Our introduction to this design began with efforts to address the water challenges faced by smallholder farmers. Extensive research and interviews with farmers and aid organizations led to the development of a Target Product Profile for a 7–20 meter lift pump, guiding the creation of a product to fill this gap.

With this roadmap, we quickly began testing solutions, knowing the technology had to remain simple and intuitive — something smallholders could adopt easily because it solved a real constraint on their growth and provided a tool they could take pride in using.

Breakthrough Design Features

  • Separate an aboveground power source from the below-water pump assembly to allow the use of less expensive, more available, and more efficient motors.

  • Simple, appropriately-scaled lineshaft to transmit the rotation from an aboveground power source to a below-waterline pump end.

  • Centrifugal pump design that allows slower lineshaft RPM’s reducing wear from friction, vibration, and turbid water while maintaining sufficient flow rate and head pressure.

  • Pump design allows for gradual, load-free startup extending the life expectancy of impellers, lineshaft, power source, and transmission parts.

  • Operates from multiple power source options including small gasoline two and four-stroke engines, electric-grid enabled AC motors, photovoltaic solar panel enabled DC motors, and fuel generator enabled electric AC or DC motors.

  • Right-to-repair design philosophy making each component and subassembly maintainable and repairable by the smallholder or local technician.

  • Modular design allowing a baseline, “entry-level” system of surface, transmission, and pump assemblies that remain constant as power options and performance specifications are changed or upgraded.

Product Notes

  • A Target Product Profile (TPP) defined requirements for a pump capable of lifting water 7–20 meters while keeping material costs under $300. Solar power was considered, but the panels required to move the needed water volume would require about 500 watts with an estimated cost of $500 for the energy system.

  • Small, efficient 4-stroke engines offered a practical entry-level alternative, keeping the total material cost of the irrigation system under $300 and supporting a target retail price of about $800 through local suppliers.

  • At that price, a smallholder could typically repay the investment within about 18 months while gaining the benefits of year-round food production including higher income, improved nutrition and better access to health care and education.
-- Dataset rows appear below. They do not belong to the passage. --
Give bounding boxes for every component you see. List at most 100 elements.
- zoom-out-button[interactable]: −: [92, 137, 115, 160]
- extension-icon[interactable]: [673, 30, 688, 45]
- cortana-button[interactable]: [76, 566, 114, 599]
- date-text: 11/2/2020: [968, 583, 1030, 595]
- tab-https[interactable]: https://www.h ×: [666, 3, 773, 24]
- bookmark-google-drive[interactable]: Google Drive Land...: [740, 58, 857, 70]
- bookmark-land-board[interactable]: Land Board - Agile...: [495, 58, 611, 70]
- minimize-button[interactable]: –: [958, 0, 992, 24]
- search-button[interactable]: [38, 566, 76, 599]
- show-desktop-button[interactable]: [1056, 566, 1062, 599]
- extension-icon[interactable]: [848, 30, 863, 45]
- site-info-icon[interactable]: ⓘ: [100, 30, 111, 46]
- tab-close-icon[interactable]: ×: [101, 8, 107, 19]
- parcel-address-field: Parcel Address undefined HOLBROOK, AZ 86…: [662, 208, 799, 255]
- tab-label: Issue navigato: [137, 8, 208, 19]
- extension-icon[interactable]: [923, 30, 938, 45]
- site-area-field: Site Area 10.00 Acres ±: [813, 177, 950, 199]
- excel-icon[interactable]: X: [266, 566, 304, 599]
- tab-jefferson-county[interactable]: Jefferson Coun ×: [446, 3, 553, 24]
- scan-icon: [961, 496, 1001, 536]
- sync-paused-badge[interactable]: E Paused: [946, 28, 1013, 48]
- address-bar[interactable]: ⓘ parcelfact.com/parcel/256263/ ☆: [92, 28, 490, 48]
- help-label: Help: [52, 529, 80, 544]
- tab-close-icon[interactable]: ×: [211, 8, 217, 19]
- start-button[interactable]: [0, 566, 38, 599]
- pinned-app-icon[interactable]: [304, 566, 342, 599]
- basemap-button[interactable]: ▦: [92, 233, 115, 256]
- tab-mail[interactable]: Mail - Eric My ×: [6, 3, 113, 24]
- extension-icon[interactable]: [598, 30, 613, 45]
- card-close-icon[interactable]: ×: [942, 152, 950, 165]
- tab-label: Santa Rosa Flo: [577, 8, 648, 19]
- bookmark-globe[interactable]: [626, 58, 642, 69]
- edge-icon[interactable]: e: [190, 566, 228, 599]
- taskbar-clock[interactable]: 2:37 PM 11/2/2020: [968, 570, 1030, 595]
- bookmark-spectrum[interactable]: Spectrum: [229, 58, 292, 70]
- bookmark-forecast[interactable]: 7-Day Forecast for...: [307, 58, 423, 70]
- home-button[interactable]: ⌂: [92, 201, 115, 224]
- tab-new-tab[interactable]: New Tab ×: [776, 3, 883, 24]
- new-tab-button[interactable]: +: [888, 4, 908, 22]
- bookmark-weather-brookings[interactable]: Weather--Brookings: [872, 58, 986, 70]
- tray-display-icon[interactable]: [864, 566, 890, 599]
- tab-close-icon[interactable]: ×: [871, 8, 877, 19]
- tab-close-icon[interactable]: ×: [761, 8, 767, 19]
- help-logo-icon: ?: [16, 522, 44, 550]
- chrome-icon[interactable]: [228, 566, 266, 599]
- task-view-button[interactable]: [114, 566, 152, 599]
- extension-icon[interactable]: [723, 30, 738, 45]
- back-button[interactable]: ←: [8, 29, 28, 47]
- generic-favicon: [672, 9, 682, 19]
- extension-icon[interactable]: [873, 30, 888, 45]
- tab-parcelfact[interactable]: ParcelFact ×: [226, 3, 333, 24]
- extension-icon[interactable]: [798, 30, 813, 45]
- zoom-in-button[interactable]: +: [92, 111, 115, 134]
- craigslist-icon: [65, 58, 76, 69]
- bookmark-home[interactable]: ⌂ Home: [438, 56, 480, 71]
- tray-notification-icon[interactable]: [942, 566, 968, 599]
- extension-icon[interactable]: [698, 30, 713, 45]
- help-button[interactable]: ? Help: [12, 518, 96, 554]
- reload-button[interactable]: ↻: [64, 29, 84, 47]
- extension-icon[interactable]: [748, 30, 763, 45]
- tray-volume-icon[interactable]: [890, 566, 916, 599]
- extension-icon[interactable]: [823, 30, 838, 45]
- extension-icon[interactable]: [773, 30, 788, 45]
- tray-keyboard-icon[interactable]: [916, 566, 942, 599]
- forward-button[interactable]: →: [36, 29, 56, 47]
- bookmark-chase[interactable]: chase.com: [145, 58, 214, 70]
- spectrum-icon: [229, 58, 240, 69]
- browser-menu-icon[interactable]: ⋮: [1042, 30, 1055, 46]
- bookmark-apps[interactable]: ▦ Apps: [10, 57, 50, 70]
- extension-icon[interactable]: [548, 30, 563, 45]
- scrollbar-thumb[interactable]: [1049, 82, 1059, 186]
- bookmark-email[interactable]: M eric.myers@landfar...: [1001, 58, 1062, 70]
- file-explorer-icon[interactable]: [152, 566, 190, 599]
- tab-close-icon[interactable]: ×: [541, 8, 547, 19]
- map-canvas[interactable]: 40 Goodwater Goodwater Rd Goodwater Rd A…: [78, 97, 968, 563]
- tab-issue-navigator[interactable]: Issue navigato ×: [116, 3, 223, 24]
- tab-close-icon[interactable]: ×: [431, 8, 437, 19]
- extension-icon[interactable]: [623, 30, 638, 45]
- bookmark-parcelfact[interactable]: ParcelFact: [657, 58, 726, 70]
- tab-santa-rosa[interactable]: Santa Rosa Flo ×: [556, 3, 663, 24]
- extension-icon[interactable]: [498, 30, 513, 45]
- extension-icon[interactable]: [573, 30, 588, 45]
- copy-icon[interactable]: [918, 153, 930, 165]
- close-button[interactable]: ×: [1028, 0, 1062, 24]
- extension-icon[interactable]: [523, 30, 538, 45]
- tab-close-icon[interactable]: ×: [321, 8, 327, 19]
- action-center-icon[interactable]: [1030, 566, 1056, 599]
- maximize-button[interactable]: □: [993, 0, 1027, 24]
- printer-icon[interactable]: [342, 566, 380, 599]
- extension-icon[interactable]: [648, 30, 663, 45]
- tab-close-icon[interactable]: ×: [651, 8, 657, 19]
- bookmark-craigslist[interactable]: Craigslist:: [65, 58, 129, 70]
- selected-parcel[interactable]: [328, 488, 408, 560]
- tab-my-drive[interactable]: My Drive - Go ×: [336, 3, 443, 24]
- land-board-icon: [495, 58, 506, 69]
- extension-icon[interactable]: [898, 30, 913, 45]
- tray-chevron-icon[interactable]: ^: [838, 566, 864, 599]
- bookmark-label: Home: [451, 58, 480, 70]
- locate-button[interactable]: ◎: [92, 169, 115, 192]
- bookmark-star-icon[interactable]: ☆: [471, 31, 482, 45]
  • Because most components arrive in finished form, production is largely an assembly process, minimizing startup manufacturing costs. Assembly could also be decentralized near areas of strong adoption, reducing freight costs while creating local jobs in assembly, machining, welding, warehousing and equipment repair.

Product Links

Updated product images and video links coming soon…

Company

Allied H2O is an Oklahoma benefit corporation, making evident our mission-first priorities and was named in recognition of the relationships forged over 40 years with individuals and companies that are bringing their expertise alongside ours in the development of solution-based products.